Con il passare degli anni il piccoletto di Maracay grazie alle sue performance a livello difensivo ed ofensivo é diventato uno dei giocatori più famosi della MLB.

La scorsa settima é riuscito nell’impresa di mettere in bacheca il prestigioso trofeo della World Series (lo scudetto della Major League Baseball). Sono tanti i giocatori che in carriera non sono risuciti a portarne uno a casa.

“E’ stata una stagione formidabile. Dallo spring training sapevamo che questa squadra poteva puntare in alto, avevamo dei giocatori che potevano fare la differenza. Ricordo che durante il ritiro prestagionale controllavo il mio account di Instagram ed in solo dieci minuti il numero di seguitori é aumentato di 20 mila. Mi dissi, é un sogno che diventa realtà quello che mi sta accadendo”.

Il “piccolo gigante”, come lo chiamano gli esperti in materia, é il primo giocatore che per due anni di fila riesce a mettere a segno 200 hits, 30 stolen bases e 20 fuoricampo.

Grazie a questi numeri si é aggiudicato il premio Luis Aparicio, distinzione che viene assegnata al miglior pelotero in major. Questa é la terza occasione in cui Altuve si aggiudica questo trofeo, in precedenza lo aveva conquistato nel 2014 e 2016.

Ieri durante una ceremonia che si é svolta nell’auditorium di Empresas Polar ha ricevuto il trofeo direttamente dalle mani di Luis Aparicio.
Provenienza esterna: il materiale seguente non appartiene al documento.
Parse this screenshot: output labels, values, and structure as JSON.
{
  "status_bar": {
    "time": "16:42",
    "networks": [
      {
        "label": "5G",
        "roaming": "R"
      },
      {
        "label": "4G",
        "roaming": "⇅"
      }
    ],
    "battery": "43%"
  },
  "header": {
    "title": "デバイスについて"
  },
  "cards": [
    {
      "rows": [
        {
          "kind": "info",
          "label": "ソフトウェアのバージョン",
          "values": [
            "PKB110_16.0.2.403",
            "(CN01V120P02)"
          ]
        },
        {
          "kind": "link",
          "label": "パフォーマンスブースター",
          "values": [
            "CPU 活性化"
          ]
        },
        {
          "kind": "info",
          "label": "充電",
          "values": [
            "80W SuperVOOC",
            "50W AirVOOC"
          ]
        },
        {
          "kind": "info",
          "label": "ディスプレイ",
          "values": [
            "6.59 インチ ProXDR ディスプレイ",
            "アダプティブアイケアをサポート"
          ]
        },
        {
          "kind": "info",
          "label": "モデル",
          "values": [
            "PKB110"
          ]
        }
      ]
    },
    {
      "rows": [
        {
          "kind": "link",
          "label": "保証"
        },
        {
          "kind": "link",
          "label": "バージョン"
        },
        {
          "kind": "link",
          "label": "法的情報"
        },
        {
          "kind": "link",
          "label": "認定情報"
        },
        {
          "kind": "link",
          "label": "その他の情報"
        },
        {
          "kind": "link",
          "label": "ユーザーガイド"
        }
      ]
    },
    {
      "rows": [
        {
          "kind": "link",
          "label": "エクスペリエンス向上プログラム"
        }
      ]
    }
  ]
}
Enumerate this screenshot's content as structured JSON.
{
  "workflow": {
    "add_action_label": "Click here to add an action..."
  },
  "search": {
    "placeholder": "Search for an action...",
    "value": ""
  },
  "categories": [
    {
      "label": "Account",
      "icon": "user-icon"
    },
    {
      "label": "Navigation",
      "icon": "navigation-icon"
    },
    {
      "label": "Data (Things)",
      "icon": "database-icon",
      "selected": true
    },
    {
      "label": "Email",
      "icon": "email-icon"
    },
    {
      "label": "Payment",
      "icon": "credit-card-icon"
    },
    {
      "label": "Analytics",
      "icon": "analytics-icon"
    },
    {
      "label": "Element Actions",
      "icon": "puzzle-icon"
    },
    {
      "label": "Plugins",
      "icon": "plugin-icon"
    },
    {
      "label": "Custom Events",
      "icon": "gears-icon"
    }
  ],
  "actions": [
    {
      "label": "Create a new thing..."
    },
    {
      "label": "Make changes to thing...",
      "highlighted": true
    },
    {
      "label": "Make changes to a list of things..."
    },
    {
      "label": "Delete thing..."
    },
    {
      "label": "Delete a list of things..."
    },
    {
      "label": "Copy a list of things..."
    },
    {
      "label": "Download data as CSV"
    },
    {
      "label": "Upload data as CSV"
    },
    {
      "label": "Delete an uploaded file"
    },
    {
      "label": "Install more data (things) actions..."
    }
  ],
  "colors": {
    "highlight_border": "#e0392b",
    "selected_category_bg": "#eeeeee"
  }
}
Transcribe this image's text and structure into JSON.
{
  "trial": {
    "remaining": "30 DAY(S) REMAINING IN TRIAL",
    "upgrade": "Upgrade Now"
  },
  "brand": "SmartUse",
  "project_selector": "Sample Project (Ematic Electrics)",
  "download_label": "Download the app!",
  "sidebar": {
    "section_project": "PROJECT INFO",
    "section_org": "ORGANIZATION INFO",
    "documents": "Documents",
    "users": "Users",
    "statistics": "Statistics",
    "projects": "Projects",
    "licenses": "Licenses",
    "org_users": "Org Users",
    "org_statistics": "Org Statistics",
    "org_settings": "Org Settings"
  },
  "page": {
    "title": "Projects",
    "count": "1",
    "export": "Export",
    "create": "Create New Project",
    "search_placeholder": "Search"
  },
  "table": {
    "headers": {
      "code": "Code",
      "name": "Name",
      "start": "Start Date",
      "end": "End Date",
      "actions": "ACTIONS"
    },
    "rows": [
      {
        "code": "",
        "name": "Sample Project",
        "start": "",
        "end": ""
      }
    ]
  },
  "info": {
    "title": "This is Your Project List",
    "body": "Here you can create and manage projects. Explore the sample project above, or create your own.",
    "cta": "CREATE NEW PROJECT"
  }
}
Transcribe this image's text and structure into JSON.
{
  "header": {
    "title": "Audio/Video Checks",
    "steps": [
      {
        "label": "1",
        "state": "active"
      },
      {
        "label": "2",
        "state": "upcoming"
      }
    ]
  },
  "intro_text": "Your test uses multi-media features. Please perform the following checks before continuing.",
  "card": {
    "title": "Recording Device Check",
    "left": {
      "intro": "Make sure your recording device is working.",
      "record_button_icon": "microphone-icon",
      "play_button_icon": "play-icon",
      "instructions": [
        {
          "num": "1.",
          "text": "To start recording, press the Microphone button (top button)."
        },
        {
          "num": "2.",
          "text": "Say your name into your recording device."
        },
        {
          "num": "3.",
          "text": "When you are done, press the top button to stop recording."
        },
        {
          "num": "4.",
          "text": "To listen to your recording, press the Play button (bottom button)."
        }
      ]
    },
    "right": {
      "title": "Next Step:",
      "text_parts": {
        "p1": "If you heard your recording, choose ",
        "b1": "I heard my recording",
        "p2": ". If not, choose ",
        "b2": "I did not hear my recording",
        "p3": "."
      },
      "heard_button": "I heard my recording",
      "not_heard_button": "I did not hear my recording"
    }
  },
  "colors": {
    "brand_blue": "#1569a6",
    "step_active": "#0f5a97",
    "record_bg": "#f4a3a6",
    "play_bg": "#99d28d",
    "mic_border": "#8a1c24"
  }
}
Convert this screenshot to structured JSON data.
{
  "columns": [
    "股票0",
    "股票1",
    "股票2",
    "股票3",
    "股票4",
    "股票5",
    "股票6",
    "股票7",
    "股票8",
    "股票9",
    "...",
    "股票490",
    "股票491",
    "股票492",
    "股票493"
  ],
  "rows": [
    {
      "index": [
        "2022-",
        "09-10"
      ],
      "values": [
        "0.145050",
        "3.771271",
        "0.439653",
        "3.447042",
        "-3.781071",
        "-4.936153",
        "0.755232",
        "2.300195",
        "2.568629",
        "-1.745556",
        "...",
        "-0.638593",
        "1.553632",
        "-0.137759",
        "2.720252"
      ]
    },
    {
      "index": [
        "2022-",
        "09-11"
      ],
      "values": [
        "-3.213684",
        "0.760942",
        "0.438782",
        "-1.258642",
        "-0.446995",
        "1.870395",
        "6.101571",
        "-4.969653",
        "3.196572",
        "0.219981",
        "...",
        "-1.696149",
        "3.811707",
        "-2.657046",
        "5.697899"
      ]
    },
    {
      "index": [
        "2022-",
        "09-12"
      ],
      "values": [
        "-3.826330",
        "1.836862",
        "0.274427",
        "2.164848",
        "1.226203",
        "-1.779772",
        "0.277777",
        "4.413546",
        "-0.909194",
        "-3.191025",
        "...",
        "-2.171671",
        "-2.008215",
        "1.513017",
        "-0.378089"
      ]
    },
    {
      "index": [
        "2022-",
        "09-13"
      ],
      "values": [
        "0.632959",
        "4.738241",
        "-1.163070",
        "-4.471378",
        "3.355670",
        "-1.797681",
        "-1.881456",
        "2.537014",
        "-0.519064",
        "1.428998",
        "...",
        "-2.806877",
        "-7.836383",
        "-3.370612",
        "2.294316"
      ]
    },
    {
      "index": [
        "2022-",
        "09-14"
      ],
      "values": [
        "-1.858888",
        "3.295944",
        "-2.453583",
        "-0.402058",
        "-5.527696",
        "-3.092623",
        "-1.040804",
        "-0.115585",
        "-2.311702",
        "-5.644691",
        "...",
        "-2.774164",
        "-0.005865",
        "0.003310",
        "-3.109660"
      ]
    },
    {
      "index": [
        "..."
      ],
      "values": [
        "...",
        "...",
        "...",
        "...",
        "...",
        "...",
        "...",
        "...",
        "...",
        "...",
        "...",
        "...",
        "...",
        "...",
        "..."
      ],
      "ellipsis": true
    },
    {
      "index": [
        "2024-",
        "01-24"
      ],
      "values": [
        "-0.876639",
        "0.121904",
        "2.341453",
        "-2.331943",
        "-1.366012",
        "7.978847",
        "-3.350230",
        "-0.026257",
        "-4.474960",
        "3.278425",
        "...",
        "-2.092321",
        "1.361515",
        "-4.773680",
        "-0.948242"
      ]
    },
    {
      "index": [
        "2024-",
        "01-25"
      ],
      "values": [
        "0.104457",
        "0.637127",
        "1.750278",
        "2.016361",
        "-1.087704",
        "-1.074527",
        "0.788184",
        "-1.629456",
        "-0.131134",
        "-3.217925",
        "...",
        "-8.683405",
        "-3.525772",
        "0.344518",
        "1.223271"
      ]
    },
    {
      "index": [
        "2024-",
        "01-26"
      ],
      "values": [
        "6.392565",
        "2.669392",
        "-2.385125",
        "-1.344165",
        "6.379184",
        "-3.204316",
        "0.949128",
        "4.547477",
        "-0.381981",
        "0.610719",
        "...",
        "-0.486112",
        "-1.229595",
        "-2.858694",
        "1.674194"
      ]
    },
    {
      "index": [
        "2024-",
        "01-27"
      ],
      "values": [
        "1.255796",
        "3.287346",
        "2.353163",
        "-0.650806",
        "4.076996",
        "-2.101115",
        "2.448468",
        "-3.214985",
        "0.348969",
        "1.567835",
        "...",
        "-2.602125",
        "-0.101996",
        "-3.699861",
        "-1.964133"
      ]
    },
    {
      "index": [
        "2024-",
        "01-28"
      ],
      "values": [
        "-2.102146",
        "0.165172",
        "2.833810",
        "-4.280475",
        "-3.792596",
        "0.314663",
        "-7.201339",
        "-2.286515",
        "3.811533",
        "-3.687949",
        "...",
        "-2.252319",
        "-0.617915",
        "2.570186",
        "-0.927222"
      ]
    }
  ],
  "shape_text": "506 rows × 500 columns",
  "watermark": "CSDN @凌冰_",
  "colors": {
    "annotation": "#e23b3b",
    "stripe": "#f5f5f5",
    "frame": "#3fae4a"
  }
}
“E’ un onore ricevere questo premio. In carriera n’è ho ricevuto diversi. Però questo é il migliore che io abbia potuto ricevere. Questo é il riconoscimento più importante che c’è in Venezuela e vincerlo é difficilissimo con tutti i campioni che ci sono qui”.

Astroboy durante la post season ha anche stabilito un nuovo record per un venezuelano, quello di più fuoricampo con 7. Il precedente era in mano di Pablo Sandobal con 6.

Un’altra delle distinzioni che potrebbe mettere in bacheca é quallo di MVP della American League. L’annuncio ci sarà la prossima settimana, il suo diretto avversario é Aaron Judge dei New York Yankees.

“Non voglio mentirvi, vincere il premio MVP sarebbe un onore, l’unica cosa che posso dirvi è che sia fatta la volontà di Dio. Judge ha disputato un’ottima stagione, lui ha anche stabilito un record di più; homerun in una stagione per un rockiee. Aaron é un ottimo ragazzo, mi é molto simpatico e devo confessarvi che lo ammiro. Qualsiasi dei due che lo porti a casa sarà ben meritato.”

L’unico neo in questo 2017 per José Altuve é stato il World Baseball Classic, dove la vinotinto non é andata oltre il second turno, nonostante avesse una squadra con tutte le capacità per vincere.

“Questo é stato il mio primo World Baseball Classic, forse non mi sono preparato bene. É difficile giocare ad alti livelli durante i primi mesi dell’anno. Non lo avevo mai fatto e so che i risultati non sono stati accordi al nostro prestigio. So che per la prossima edizione la preparazione sarà migliore e sapremo como affrontare il torneo. Il talento c’è”.